Il caporalato è un fenomeno che caratterizza ancora oggi le campagne italiane. Dopo un’attenuazione, negli ultimi 15-20 anni tale fenomeno è tornato alla ribalta con una degenerazione dello sfruttamento della manodopera a causa soprattutto dei flussi migratori. Il caporalato detiene oggi nel Mezzogiorno un monopolio nell’attività di mediazione, ma il fenomeno è in aumento anche nelle Regioni del Centro-Nord.

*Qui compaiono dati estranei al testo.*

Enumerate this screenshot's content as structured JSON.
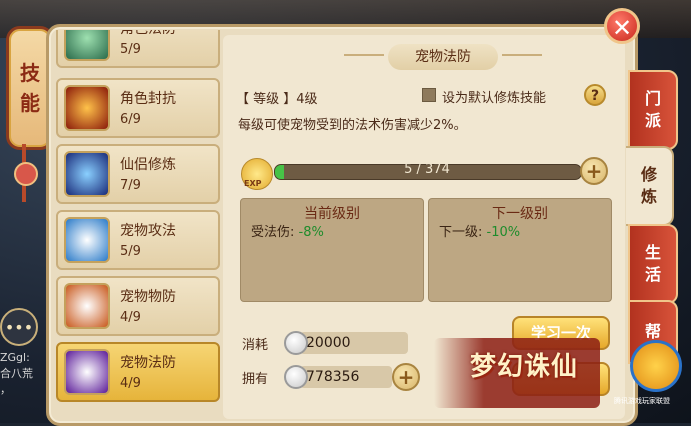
{
  "side_tab": {
    "chars": [
      "技",
      "能"
    ]
  },
  "chat": {
    "lines": [
      "ZGgl:",
      "合八荒",
      "，"
    ]
  },
  "skills": [
    {
      "name": "角色法防",
      "level": "5/9",
      "color": "#4a9a6a"
    },
    {
      "name": "角色封抗",
      "level": "6/9",
      "color": "#c8381c"
    },
    {
      "name": "仙侣修炼",
      "level": "7/9",
      "color": "#2a4aa8"
    },
    {
      "name": "宠物攻法",
      "level": "5/9",
      "color": "#2a6aa8"
    },
    {
      "name": "宠物物防",
      "level": "4/9",
      "color": "#d8681c"
    },
    {
      "name": "宠物法防",
      "level": "4/9",
      "color": "#6a2aa8",
      "selected": true
    }
  ],
  "tabs": [
    {
      "chars": [
        "门",
        "派"
      ]
    },
    {
      "chars": [
        "修",
        "炼"
      ],
      "active": true
    },
    {
      "chars": [
        "生",
        "活"
      ]
    },
    {
      "chars": [
        "帮"
      ]
    }
  ],
  "detail": {
    "title": "宠物法防",
    "level_label": "【 等级 】4级",
    "default_checkbox_label": "设为默认修炼技能",
    "help": "?",
    "description": "每级可使宠物受到的法术伤害减少2%。",
    "exp_icon_label": "EXP",
    "exp_text": "5 / 374",
    "exp_progress": 0.0134,
    "current": {
      "title": "当前级别",
      "label": "受法伤:",
      "value": "-8%"
    },
    "next": {
      "title": "下一级别",
      "label": "下一级:",
      "value": "-10%"
    },
    "cost_label": "消耗",
    "cost_value": "20000",
    "own_label": "拥有",
    "own_value": "778356",
    "learn_once": "学习一次"
  },
  "watermark": {
    "title": "梦幻诛仙",
    "caption": "腾讯游戏玩家联盟"
  },
  "colors": {
    "accent_red": "#c8281c",
    "gold": "#e6b43b",
    "value_green": "#1e8c2c"
  }
}
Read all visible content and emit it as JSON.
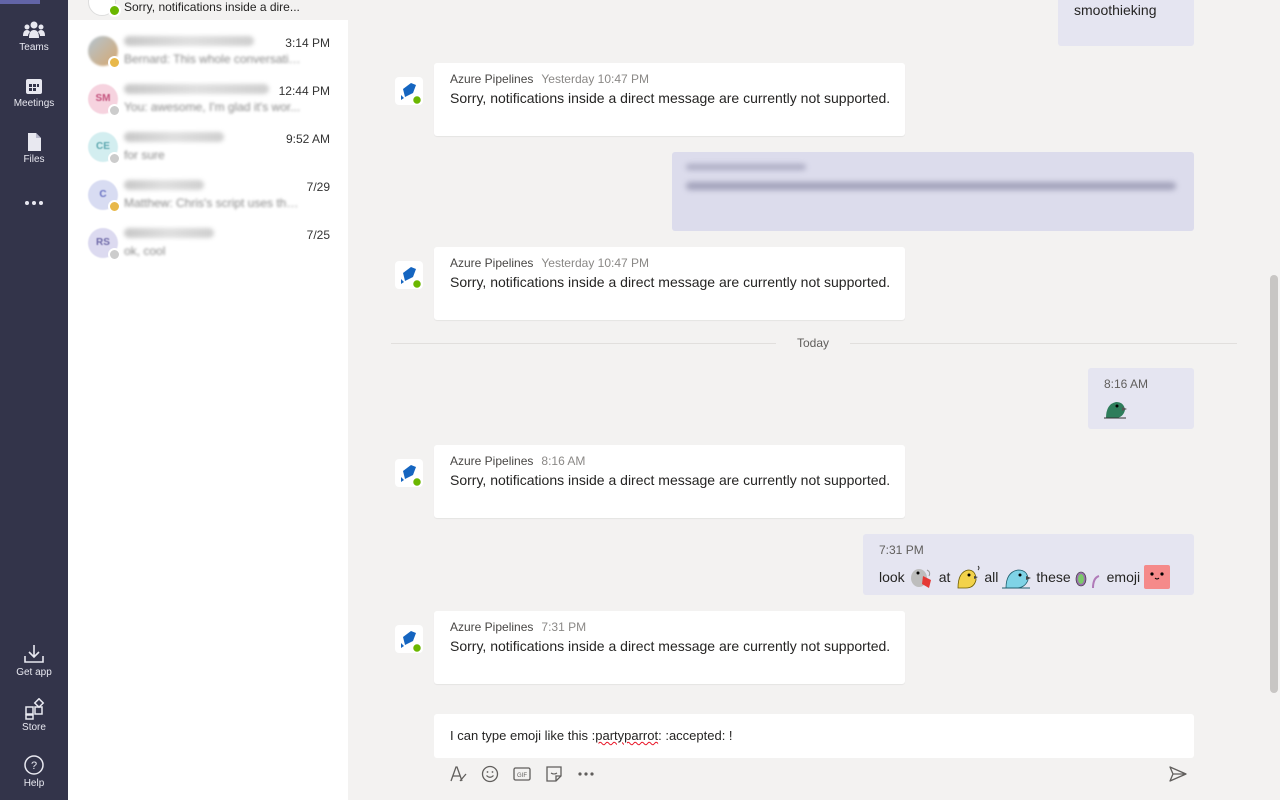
{
  "rail": {
    "items": [
      {
        "label": "Teams",
        "icon": "teams-icon"
      },
      {
        "label": "Meetings",
        "icon": "calendar-icon"
      },
      {
        "label": "Files",
        "icon": "files-icon"
      },
      {
        "label": "...",
        "icon": "more-icon"
      }
    ],
    "bottom_items": [
      {
        "label": "Get app",
        "icon": "download-icon"
      },
      {
        "label": "Store",
        "icon": "store-icon"
      },
      {
        "label": "Help",
        "icon": "help-icon"
      }
    ]
  },
  "chats": [
    {
      "initials": "",
      "time": "",
      "preview": "Sorry, notifications inside a dire...",
      "active": true,
      "presence": "green"
    },
    {
      "initials": "",
      "time": "3:14 PM",
      "preview": "Bernard: This whole conversatio...",
      "presence": "yellow"
    },
    {
      "initials": "SM",
      "time": "12:44 PM",
      "preview": "You: awesome, I'm glad it's wor...",
      "presence": "gray"
    },
    {
      "initials": "CE",
      "time": "9:52 AM",
      "preview": "for sure",
      "presence": "gray"
    },
    {
      "initials": "C",
      "time": "7/29",
      "preview": "Matthew: Chris's script uses the ol...",
      "presence": "yellow"
    },
    {
      "initials": "RS",
      "time": "7/25",
      "preview": "ok, cool",
      "presence": "gray"
    }
  ],
  "conversation": {
    "top_my_text": "smoothieking",
    "messages": [
      {
        "sender": "Azure Pipelines",
        "time": "Yesterday 10:47 PM",
        "text": "Sorry, notifications inside a direct message are currently not supported."
      },
      {
        "sender": "Azure Pipelines",
        "time": "Yesterday 10:47 PM",
        "text": "Sorry, notifications inside a direct message are currently not supported."
      },
      {
        "sender": "Azure Pipelines",
        "time": "8:16 AM",
        "text": "Sorry, notifications inside a direct message are currently not supported."
      },
      {
        "sender": "Azure Pipelines",
        "time": "7:31 PM",
        "text": "Sorry, notifications inside a direct message are currently not supported."
      }
    ],
    "divider": "Today",
    "my_msg_1": {
      "time": "8:16 AM"
    },
    "my_msg_2": {
      "time": "7:31 PM",
      "words": [
        "look",
        "at",
        "all",
        "these",
        "emoji"
      ]
    }
  },
  "compose": {
    "prefix": "I can type emoji like this :",
    "misspelled": "partyparrot",
    "suffix": ": :accepted: !"
  },
  "toolbar": [
    "format-icon",
    "emoji-icon",
    "gif-icon",
    "sticker-icon",
    "more-options-icon",
    "send-icon"
  ],
  "colors": {
    "rail": "#33344a",
    "accent": "#6264a7",
    "my_bubble": "#e5e5f1",
    "presence_available": "#6bb700"
  }
}
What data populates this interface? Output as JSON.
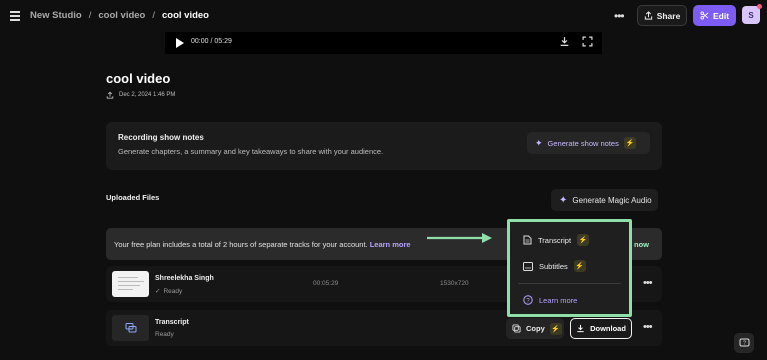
{
  "breadcrumb": {
    "studio": "New Studio",
    "folder": "cool video",
    "current": "cool video",
    "separator": "/"
  },
  "header": {
    "more_label": "•••",
    "share_label": "Share",
    "edit_label": "Edit",
    "avatar_initial": "S"
  },
  "player": {
    "time": "00:00 / 05:29"
  },
  "page": {
    "title": "cool video",
    "date": "Dec 2, 2024 1:46 PM"
  },
  "show_notes": {
    "title": "Recording show notes",
    "description": "Generate chapters, a summary and key takeaways to share with your audience.",
    "button_label": "Generate show notes"
  },
  "uploaded": {
    "label": "Uploaded Files",
    "magic_button": "Generate Magic Audio"
  },
  "banner": {
    "text": "Your free plan includes a total of 2 hours of separate tracks for your account.",
    "link": "Learn more",
    "cta_tail": "now"
  },
  "files": [
    {
      "title": "Shreelekha Singh",
      "status": "Ready",
      "duration": "00:05:29",
      "resolution": "1530x720",
      "more": "•••"
    },
    {
      "title": "Transcript",
      "status": "Ready",
      "copy_label": "Copy",
      "download_label": "Download",
      "more": "•••"
    }
  ],
  "menu": {
    "items": [
      {
        "label": "Transcript"
      },
      {
        "label": "Subtitles"
      }
    ],
    "learn_more": "Learn more"
  },
  "colors": {
    "accent": "#7c5cf2",
    "highlight": "#8fe0a8",
    "link": "#b7a4ff"
  }
}
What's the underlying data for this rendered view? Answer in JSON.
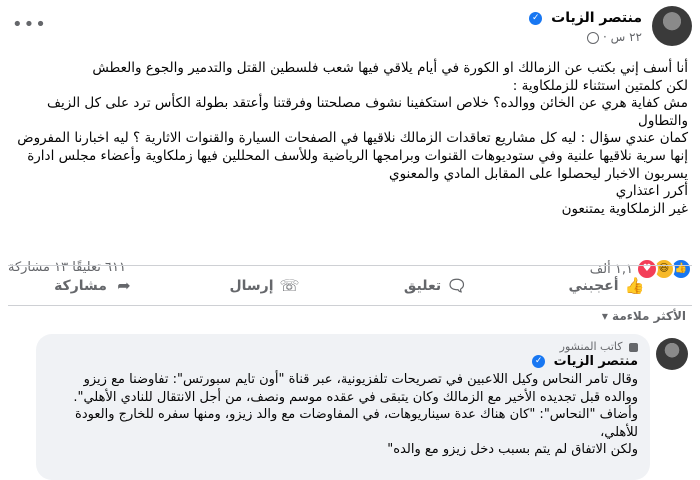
{
  "post": {
    "author": "منتصر الزيات",
    "time": "٢٢ س ·",
    "body": [
      "أنا أسف إني بكتب عن الزمالك او الكورة في أيام يلاقي فيها شعب فلسطين القتل والتدمير والجوع والعطش",
      "لكن كلمتين استثناء للزملكاوية :",
      "مش كفاية هري عن الخائن ووالده؟ خلاص استكفينا نشوف مصلحتنا وفرقتنا وأعتقد بطولة الكأس ترد على كل الزيف والتطاول",
      "كمان عندي سؤال : ليه كل مشاريع تعاقدات الزمالك نلاقيها في الصفحات السيارة والقنوات الاثارية ؟ ليه اخبارنا المفروض إنها سرية نلاقيها علنية وفي ستوديوهات القنوات وبرامجها الرياضية وللأسف المحللين فيها زملكاوية وأعضاء مجلس ادارة يسربون الاخبار ليحصلوا على المقابل المادي والمعنوي",
      "أكرر اعتذاري",
      "غير الزملكاوية يمتنعون"
    ]
  },
  "counts": {
    "reactions": "١,١ ألف",
    "comments_shares": "٦١١ تعليقًا  ١٣ مشاركة"
  },
  "actions": {
    "like": "أعجبني",
    "comment": "تعليق",
    "send": "إرسال",
    "share": "مشاركة"
  },
  "sort_label": "الأكثر ملاءمة ▾",
  "comment": {
    "badge": "كاتب المنشور",
    "author": "منتصر الزيات",
    "lines": [
      "وقال تامر النحاس وكيل اللاعبين في تصريحات تلفزيونية، عبر قناة \"أون تايم سبورتس\": تفاوضنا مع زيزو ووالده قبل تجديده الأخير مع الزمالك وكان يتبقى في عقده موسم ونصف، من أجل الانتقال للنادي الأهلي\".",
      "وأضاف \"النحاس\": \"كان هناك عدة سيناريوهات، في المفاوضات مع والد زيزو، ومنها سفره للخارج والعودة للأهلي،",
      "ولكن الاتفاق لم يتم بسبب دخل زيزو مع والده\""
    ]
  },
  "colors": {
    "accent": "#1877f2",
    "muted": "#65676b",
    "bubble": "#f0f2f5"
  }
}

Più di dodici ore di lavoro nei campi per un salario di 25-30 euro al giorno, meno di 2 euro e 50 l’ora. È la situazione in cui lavorano in Italia 400mila lavoratori sfruttati dal caporalato, stranieri nell’80% dei casi, coinvolti con salario giornaliero inferiore del 50% rispetto a quello previsto dai contratti nazionali. A questo vanno sottratti: il trasporto dei lavoratori (5 euro), l’acquisto di acqua e cibo, l’affitto degli alloggi, acquisto di medicinali. È quanto emerge da uno studio di The European House-Ambrosetti su dati Flai Cgil relativi al 2015, presentato al convegno di Assosomm-Associazione italiana delle agenzie per il lavoro “Attiviamo lavoro. Le potenzialità del lavoro in somministrazione nel settore dell’agricoltura”.
Alcuni dati allarmanti riguardano anche la tutela della salute dei lavoratori: almeno 10 le vittime del caporalato nell’estate 2015, il 72% dei lavoratori presenta malattie che prima dell’inizio della stagionalità non si erano manifestate, il 64% dei lavoratori non ha accesso all’acqua corrente.
Sono almeno 80 i distretti agricoli in cui si pratica il caporalato: in 33 sono state riscontrate condizioni di lavoro indecenti, in 22 sono state riscontrate condizioni di lavoro gravemente sfruttato, negli altri si consuma “solo” l’intermediazione illecita di manodopera.